You purchase a few (you need more than one!) 45 pound feeder lambs from the neighbor.

These will be weaned lambs, ready to grow on your forages. (Lambs from a larger breed of sheep may be more in the 60 pounds or so range, these will be great, as well. We’ll stick with 45 for this example.)

Let’s say you want to finish your lambs at 90 pounds.

That means you need to put another 45 pounds of weight on the lamb until it is ready for processing.

Most well fed lambs will be gaining .5 pounds per day. At .5 pounds of gain per day you’ll need to raise those lambs for 90 days to get them up to the 90 day finishing weight.

The lambs in this example will be finished in 90 days, if all goes well. If you have parasite problems or poor quality forages, it will take longer.

Note: the starting and finishing weights of the feeder lambs will vary with breed.
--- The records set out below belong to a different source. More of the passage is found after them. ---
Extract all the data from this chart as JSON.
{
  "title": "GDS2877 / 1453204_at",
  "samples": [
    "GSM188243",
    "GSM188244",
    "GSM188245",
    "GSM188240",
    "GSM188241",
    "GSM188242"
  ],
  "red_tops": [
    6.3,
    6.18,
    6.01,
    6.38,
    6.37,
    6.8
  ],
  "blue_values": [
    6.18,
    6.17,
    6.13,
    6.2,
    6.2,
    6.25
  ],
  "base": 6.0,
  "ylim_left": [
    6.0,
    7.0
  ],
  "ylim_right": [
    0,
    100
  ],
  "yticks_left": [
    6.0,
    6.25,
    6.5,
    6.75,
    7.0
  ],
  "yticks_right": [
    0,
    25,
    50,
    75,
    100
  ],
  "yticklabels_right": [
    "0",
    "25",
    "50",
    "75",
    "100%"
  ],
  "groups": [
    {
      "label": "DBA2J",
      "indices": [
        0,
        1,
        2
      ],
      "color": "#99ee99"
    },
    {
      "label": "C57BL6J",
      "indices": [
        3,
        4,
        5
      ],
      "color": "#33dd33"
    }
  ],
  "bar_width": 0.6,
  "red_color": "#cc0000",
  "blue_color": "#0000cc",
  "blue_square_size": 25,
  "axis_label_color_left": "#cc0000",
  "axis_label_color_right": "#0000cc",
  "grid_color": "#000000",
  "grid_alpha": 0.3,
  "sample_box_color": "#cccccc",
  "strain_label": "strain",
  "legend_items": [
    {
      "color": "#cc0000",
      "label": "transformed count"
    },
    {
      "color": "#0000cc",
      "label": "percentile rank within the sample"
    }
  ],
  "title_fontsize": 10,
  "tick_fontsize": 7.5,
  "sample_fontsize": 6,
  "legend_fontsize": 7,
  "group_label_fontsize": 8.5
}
A larger breed of sheep like a Suffolk will have a feeder lamb closer to 60 pounds and you’d want to finish those lambs in more of the 110-120 pound range.

A more compact bodied sheep, like a Cheviot, would start around 40 pounds and be beautifully finished at 80 pounds.

Ask the breeder about the ideal finishing weight for the lambs, when you buy them.

She will know what finishing weights are appropriate for the genetics of her flock and give you a good idea of what finished weight range you should be aiming to hit.